Religion was problematic for me. I recognized early the adult hypocrisy reflected in the personal politics of the congregational leadership. Hearts and minds. When I left for college, my religious education had pushed me toward agnosticism but ending up a dissenter. There was a mistrust of the people behind the words heard in the church.
While four decades passed looking at churches from the outside. While I held a belief that a Prime Mover existed, distrust of the establishment running the church continued. Perhaps the best reflection of my own feelings of church and God were found, accidentally, in James Fenimore Cooper’s Leatherstocking Tales which begin with The Deerslayer. The protagonist, Natty Bumpo, reflected an awe of nature that he roughly equated with God.
God, religion, faith — all personal choices and explorations that provide meaning or solace that may make sense for me yet be utterly incomprehensible to another. Riding through quiet places, finding solitude, and being alone with my thoughts is where I find God. For a very long time I could not bring myself to apply that label for reasons stretching back to my teenage experiences in church. Time and experience has revealed the presence of some higher power that I can rely on. I don’t try to explain it or justify it to others. I require no proof or scientific evidence or argument beyond my own senses.
A little over a year ago a reader suggested I consider attending a service at a church just down the street from my home. I had been considering attending a Christmas Eve service — motivated primarily by nostalgia and the desire to remember times I spent with my mother and father.
The church, and it’s services, are surprisingly familiar.

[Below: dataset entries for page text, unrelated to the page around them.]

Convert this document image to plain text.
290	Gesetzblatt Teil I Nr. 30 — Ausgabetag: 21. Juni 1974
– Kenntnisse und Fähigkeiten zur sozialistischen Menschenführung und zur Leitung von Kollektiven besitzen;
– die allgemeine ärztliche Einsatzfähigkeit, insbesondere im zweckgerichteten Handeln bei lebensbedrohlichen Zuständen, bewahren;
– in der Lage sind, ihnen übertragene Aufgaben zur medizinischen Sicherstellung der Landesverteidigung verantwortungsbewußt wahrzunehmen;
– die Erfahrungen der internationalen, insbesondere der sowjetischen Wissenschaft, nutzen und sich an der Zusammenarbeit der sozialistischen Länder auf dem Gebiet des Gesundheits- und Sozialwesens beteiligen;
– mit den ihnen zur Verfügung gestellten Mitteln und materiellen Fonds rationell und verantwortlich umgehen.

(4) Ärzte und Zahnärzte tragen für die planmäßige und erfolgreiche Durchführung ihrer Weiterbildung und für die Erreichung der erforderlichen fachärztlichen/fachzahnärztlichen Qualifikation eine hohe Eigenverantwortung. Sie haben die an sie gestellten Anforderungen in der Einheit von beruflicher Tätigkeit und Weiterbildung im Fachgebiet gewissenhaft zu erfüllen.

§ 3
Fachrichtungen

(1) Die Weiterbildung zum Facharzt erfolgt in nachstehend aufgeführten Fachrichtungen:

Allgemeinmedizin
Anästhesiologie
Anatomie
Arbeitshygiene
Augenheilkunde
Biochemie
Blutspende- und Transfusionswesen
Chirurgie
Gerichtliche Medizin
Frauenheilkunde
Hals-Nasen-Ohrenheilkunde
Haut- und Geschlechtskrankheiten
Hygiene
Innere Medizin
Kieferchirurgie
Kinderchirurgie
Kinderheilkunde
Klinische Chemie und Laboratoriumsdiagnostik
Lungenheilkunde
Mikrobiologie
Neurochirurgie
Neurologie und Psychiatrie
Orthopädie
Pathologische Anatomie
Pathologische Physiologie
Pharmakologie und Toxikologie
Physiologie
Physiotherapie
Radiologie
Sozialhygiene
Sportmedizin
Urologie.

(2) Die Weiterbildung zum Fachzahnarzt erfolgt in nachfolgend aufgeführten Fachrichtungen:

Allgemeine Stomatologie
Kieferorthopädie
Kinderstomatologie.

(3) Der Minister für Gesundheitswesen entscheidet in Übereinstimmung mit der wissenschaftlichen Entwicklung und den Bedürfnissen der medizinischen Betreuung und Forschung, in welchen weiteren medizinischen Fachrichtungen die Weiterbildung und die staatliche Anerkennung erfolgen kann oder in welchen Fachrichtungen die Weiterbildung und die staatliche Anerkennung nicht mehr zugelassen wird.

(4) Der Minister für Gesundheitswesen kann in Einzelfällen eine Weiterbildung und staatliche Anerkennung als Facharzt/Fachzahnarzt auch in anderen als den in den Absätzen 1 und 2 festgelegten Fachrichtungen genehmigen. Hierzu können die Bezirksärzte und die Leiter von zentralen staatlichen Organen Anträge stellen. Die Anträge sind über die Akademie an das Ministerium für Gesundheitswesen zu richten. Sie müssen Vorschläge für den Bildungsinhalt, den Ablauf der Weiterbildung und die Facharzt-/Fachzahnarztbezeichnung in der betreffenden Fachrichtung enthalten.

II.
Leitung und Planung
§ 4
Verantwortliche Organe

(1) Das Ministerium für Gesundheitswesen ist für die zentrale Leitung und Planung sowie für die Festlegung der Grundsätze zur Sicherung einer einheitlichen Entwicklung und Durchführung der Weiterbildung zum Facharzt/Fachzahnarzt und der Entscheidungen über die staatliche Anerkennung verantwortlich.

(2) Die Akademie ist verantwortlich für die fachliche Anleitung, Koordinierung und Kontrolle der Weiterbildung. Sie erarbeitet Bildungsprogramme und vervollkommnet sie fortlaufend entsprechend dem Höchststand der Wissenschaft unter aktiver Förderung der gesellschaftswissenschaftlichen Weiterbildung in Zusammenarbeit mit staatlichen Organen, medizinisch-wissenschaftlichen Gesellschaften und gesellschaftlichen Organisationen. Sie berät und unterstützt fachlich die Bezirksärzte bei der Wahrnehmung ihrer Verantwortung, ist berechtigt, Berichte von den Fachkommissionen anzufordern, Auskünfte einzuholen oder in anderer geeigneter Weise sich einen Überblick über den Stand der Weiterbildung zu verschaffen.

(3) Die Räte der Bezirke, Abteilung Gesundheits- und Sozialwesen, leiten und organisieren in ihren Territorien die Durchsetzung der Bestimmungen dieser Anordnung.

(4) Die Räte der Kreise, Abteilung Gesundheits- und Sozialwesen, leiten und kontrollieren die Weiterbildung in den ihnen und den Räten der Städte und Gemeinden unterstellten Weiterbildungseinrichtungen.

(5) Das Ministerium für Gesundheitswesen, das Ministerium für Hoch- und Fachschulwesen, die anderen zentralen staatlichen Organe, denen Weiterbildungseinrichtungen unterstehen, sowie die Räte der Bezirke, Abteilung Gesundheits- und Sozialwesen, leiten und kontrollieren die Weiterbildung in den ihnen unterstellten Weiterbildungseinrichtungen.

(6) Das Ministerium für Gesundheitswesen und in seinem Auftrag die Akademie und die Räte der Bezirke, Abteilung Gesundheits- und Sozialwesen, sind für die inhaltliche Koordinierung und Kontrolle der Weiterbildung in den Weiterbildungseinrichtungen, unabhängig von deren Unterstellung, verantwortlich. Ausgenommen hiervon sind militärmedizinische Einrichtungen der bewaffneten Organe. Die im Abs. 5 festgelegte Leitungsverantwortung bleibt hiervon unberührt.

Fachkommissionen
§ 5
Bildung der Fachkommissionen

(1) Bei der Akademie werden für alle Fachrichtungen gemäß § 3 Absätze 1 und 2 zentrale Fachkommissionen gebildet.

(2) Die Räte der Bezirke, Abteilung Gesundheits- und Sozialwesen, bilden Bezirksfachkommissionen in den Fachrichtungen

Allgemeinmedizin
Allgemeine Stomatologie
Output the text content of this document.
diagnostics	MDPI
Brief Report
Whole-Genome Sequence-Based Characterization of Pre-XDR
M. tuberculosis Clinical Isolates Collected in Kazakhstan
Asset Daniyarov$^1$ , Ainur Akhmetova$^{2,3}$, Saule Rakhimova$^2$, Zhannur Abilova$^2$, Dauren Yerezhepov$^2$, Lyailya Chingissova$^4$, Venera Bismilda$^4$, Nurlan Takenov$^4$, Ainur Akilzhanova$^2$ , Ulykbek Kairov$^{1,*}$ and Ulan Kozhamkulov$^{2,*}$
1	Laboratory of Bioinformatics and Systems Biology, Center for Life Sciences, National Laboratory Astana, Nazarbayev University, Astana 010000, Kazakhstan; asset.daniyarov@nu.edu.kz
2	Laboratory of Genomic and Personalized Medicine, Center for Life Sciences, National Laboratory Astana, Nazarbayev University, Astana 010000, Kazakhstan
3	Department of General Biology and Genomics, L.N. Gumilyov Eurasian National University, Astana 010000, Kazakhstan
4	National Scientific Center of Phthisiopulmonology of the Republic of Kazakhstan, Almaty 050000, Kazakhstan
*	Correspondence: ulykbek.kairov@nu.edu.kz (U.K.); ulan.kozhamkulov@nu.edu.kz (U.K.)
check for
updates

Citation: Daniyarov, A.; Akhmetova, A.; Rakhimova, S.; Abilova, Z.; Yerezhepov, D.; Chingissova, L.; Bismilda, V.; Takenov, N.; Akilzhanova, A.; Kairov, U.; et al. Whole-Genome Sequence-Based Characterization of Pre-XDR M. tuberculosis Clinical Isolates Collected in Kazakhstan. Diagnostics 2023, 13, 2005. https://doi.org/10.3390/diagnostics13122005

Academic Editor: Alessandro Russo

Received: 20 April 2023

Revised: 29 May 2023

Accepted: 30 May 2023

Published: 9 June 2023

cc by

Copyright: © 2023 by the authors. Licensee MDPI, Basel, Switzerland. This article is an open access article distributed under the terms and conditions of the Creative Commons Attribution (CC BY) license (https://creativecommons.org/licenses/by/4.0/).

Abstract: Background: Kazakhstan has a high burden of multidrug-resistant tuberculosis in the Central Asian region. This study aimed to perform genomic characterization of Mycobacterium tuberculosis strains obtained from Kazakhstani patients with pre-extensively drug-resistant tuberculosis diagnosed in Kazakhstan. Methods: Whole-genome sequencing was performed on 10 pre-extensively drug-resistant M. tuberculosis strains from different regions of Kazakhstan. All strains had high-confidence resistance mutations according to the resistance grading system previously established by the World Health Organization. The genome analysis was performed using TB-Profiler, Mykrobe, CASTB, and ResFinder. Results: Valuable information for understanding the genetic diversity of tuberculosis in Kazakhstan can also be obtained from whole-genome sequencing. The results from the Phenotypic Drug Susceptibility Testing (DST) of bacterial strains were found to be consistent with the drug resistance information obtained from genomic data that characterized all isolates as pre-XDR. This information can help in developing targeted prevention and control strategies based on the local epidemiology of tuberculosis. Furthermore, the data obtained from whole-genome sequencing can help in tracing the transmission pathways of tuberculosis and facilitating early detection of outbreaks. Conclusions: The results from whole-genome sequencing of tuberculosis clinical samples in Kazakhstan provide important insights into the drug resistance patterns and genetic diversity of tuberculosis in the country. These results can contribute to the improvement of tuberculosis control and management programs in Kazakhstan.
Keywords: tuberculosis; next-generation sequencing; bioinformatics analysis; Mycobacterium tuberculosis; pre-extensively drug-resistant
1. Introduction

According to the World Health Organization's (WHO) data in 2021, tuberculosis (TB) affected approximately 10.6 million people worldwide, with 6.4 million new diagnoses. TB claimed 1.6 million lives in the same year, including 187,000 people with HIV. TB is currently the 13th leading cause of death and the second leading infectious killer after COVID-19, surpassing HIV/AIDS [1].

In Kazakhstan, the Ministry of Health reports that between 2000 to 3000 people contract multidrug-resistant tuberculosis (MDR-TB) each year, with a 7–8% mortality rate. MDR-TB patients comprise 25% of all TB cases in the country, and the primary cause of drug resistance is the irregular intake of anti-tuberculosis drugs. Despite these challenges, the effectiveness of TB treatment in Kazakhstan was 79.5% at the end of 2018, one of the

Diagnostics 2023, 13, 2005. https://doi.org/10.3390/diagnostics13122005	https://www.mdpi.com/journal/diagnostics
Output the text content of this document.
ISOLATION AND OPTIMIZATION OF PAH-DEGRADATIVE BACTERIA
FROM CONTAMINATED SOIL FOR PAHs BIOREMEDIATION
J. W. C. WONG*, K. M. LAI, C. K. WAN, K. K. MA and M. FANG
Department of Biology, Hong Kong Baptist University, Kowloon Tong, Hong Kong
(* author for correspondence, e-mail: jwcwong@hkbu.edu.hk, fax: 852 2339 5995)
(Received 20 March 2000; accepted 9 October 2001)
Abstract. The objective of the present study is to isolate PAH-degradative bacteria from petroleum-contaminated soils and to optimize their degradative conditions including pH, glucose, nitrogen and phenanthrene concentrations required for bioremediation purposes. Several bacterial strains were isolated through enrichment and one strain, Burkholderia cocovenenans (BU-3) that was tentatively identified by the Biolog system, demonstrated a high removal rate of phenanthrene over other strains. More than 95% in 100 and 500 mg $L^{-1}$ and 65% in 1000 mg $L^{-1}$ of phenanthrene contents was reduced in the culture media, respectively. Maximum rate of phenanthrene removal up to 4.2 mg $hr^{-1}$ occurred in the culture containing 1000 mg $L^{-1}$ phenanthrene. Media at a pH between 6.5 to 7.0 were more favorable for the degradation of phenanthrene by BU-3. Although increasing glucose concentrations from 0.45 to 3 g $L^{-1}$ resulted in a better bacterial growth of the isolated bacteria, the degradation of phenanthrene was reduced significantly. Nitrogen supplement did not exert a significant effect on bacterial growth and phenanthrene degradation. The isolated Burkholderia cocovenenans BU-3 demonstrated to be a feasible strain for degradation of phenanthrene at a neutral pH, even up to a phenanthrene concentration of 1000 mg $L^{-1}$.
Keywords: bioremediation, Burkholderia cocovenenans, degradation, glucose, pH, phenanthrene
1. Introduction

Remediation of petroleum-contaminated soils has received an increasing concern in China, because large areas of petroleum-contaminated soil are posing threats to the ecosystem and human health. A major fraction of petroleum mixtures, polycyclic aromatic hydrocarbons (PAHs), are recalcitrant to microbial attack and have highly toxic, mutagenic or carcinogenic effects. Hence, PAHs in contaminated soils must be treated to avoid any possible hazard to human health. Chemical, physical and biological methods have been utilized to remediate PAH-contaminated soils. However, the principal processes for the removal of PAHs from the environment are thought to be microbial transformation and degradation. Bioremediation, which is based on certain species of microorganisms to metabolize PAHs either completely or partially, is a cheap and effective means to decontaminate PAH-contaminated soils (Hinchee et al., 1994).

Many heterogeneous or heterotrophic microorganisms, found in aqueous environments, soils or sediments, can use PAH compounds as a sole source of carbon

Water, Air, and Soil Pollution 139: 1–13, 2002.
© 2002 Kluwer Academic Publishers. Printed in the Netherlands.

The spoken words, the rituals, it’s as if nothing has changed in 45 years. Except me. And I’ve sensed none of the congregational intrigue that I witnessed as a child. There’s a genuine feeling of caring and fellowship. But still I’m guarded.
My natural uneasiness with groups of people is in play and always leaves me feeling an outsider. I prefer to be alone. More than one other person is a crowd. And a congregation, well, it remains a challenge.
I consider church, and faith, an ongoing personal journey.